Corelli Barnett is a polemicist about British decline as much as he is an historian. Sometimes his rhetoric could go a little 'over the top' but he made a good case. He saw a British elite behaving as if the UK was as great a Power in the middle of the twentieth century as it had been in the nineteenth. Nevertheless, his powers as a historian always kept him well within the bounds of reality. The facts dictated the story. In that context, this book (published in 1991) has multiple virtues as both corrective to received ideas and as a chronological narrative. It is a weighty tome. Barnett is not shy of offering precise details of ship movements and tonnages but, if you slide over these as you are so inclined, you will get both a sound strategic overview of British naval power in the Second World War and some very exciting stories. Let us take the second first. He takes us to the heart of the naval achievement under the heroic organiser Admiral Ramsay in abstracting thousands of defeated troops from the shore at Dunkirk in 1940. Then there is Cunningham's achievement at the Battle of Cape Matapan in 1941 which defeated the Italian Grand Fleet in the type of sea battle that might have been a throw-back to the great age of Nelson. It was indeed the last British naval fleet action.

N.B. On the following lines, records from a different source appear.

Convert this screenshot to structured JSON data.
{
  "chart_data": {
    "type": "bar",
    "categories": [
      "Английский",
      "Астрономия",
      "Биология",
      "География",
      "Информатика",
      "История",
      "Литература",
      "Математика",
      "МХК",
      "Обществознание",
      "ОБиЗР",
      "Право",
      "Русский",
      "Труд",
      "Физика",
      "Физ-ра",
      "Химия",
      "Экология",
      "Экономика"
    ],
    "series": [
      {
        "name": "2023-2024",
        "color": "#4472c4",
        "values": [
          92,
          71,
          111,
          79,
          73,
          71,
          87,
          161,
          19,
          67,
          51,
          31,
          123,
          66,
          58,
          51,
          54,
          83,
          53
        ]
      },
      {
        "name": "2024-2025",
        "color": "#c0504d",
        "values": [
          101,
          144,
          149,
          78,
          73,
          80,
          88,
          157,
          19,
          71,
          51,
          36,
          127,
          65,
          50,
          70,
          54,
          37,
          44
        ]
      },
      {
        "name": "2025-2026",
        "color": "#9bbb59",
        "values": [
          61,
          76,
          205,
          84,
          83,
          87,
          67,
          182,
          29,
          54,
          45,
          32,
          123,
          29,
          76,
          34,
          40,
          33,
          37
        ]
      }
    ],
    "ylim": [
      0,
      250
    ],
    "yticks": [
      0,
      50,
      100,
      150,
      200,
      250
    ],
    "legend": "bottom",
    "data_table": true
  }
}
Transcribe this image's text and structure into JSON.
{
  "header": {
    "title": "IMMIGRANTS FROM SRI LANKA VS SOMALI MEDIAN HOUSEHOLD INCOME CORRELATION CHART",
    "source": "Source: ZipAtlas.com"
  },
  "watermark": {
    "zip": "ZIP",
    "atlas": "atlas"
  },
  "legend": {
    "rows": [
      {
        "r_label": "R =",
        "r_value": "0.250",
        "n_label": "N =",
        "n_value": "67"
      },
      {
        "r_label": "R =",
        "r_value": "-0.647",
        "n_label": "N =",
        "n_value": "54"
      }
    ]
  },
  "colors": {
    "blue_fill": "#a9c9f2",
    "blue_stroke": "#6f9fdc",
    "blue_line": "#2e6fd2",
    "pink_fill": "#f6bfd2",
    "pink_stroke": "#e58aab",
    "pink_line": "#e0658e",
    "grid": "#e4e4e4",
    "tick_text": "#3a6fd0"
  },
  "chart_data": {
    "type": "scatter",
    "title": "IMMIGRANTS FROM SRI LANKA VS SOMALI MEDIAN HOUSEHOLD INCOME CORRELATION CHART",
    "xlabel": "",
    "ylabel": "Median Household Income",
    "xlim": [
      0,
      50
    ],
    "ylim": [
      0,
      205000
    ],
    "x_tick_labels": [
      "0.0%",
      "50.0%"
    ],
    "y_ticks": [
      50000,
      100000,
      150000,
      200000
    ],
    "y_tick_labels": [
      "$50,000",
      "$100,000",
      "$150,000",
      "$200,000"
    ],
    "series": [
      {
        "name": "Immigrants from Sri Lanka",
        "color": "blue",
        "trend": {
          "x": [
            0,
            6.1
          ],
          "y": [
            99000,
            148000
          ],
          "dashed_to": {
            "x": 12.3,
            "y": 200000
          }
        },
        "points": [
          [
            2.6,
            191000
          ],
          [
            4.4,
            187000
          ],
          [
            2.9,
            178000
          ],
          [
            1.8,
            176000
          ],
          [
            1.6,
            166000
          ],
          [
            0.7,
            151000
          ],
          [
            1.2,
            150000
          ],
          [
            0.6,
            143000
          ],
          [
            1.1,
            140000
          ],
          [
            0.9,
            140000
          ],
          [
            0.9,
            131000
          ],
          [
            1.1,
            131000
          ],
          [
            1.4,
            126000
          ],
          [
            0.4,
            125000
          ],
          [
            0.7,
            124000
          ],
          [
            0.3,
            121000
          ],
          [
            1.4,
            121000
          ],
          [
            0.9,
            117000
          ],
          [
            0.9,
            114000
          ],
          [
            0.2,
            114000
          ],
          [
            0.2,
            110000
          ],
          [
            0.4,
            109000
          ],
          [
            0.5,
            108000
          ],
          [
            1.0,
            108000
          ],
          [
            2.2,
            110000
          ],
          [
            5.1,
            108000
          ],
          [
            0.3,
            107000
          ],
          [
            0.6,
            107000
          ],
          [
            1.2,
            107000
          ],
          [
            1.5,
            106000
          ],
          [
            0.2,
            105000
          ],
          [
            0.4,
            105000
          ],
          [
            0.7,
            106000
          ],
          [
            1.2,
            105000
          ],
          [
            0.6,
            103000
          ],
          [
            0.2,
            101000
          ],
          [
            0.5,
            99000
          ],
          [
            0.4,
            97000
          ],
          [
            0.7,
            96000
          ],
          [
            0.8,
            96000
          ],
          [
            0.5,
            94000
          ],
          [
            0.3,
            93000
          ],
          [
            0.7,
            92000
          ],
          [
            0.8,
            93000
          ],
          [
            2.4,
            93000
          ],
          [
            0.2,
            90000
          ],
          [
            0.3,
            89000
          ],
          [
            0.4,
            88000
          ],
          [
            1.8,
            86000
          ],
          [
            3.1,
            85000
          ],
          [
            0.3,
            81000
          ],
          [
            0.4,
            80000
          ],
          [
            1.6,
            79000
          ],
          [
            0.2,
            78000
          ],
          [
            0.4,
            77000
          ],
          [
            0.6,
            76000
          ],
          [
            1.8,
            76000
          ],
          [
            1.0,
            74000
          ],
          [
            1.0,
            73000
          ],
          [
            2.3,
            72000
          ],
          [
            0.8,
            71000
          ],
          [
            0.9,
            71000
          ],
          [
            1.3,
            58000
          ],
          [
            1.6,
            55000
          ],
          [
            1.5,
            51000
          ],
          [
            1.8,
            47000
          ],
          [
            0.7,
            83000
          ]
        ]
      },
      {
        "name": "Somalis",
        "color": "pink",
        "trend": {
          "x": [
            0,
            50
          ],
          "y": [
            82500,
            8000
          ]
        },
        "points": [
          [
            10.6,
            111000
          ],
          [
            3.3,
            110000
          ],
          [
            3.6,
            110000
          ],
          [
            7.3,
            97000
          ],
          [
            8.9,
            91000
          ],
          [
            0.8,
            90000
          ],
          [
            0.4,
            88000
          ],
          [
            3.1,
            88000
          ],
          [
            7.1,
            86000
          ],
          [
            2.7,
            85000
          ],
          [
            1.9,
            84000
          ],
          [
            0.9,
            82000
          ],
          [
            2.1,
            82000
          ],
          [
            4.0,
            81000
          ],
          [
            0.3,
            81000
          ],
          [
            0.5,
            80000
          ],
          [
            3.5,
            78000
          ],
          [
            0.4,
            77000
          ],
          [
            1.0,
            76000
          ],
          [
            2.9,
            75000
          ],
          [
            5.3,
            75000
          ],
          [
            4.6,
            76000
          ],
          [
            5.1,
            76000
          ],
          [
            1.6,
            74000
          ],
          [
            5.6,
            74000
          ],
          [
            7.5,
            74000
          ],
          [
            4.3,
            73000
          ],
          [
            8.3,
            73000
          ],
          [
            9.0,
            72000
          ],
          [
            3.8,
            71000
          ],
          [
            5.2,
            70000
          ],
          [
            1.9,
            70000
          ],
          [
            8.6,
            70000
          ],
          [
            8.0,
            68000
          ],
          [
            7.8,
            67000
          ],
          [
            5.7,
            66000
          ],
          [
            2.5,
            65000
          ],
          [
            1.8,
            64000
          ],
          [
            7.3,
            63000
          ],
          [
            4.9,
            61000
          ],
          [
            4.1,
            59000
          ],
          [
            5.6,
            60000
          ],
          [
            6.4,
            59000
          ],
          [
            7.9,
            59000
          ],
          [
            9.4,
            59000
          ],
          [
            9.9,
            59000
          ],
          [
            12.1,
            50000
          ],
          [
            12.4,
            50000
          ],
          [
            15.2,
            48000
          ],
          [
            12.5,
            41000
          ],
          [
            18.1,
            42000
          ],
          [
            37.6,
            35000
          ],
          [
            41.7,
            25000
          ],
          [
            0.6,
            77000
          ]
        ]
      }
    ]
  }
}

Barnett also takes us deep into the only naval battle that was truly existential to the British - that for the Atlantic which Admiral Donitz nearly won. He explains its importance and why it was such a 'close-run thing'. Donitz was still capable of re-starting the Battle with new and superior submarine resources very late in the war as Germany itself was falling to land armies. Hitler made Donitz his successor for a reason and one of them is that he did not let him down.I remain persuaded that the British Empire was never not going to survive the war in some form - its historic trading links and scale gave it the luxury of a certain inertia - but time and time again we see superior innovation or ability to scale up production in both Germany and the US. This alone leads to US displacement of the British Empire. One might be grateful that the Presidency was held by an anglophiliac East Coaster and not someone with the views of Admiral King or Joe Kennedy. The Battle of the Atlantic had certainly demanded close Anglo-American naval co-operation. This developed in response to events rapidly. Once it was decided that Germany must be brought to heel, the UK became the absolutely necessary launch pad for a military schwerpunkt. That meant that the British people had to survive much as the Arctic Convoys sent a signal that the Soviet Army had to keep driving forward. From this perspective, the U-Boat War was perhaps not only the most dangerous existential threat to the British people since the Norman invasion but a threat not so much of German dominance of Europe as, as things started to turn out by 1944, Soviet dominance. 
From the library of an prominent academic.